Barnard and Kairos Power are also collaborating to build a third engineering test unit in Oak Ridge, which the developer said is a “non-nuclear” facility “that will generate supply chain, construction and ‘operational experience to inform the Hermes project’. Two other test units have been built at a Kairos Power-operated research site in Albuquerque, NM, which will “inform the design, construction and operation of the Hermes reactor,” the developer said.
The reactor will be built using modular construction techniques, with reactor modules manufactured at the Albuquerque site and shipped to Oak Ridge for assembly, “demonstrating the potential of a factory-built small modular reactor design to transform construction conventional nuclear,” said Kairos Power. It aims to reduce technical risk “through a new approach to test iteration that is often lacking in the nuclear space.”

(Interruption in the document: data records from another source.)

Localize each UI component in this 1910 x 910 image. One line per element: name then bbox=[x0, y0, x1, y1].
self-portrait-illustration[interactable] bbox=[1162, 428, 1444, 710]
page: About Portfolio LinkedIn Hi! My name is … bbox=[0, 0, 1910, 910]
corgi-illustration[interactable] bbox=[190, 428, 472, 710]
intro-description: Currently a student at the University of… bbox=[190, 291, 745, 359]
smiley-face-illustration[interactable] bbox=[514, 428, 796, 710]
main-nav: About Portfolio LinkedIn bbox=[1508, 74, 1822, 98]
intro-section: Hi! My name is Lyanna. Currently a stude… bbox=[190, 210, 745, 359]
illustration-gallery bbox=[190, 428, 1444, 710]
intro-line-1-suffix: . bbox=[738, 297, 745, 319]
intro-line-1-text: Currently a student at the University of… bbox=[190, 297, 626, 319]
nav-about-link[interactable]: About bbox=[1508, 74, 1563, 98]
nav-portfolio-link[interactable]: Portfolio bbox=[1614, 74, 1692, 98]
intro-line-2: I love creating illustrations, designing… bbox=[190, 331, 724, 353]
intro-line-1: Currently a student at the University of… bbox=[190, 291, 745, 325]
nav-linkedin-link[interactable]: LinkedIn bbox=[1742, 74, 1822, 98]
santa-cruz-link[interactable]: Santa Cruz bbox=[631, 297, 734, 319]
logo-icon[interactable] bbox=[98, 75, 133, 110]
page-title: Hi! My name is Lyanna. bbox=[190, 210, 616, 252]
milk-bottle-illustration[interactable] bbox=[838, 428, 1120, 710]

The facility is designed to operate at high temperatures and near-atmospheric pressure, using a special particulate fuel along with a molten fluoride salt coolant, the company told the nuclear commission in a 2023 filing.” The combination of extremely high temperature tolerant fuel and low-pressure, single-phase, chemically stable reactor coolant eliminates entire classes of potential fuel damage scenarios, greatly simplifying the design and reducing the number of safety systems,” said Peter Hastings. , Kairos Power vice president of regulatory affairs and quality in the presentation.
“This historic initiative presents a critical opportunity to transform the way we generate energy in the US, as well as an opportunity to expand economic and employment opportunities for the greater Tennessee area,” said Quincy Anderson, vice president and director of Barnard operations.
Kairos Power also plans to develop a successor project, Hermes 2, at Oak Ridge, which will include two 35 MWh test reactors. It will use the same fuel but is planned to produce a combined electrical output of 20 MWe using an integrated steam-powered conversion system, the developer said, adding that the project will “de-risk the technology, construction, supply chain and the licenses for a multi-reactor plant.” In July, the commission completed its final safety assessment for Hermes 2.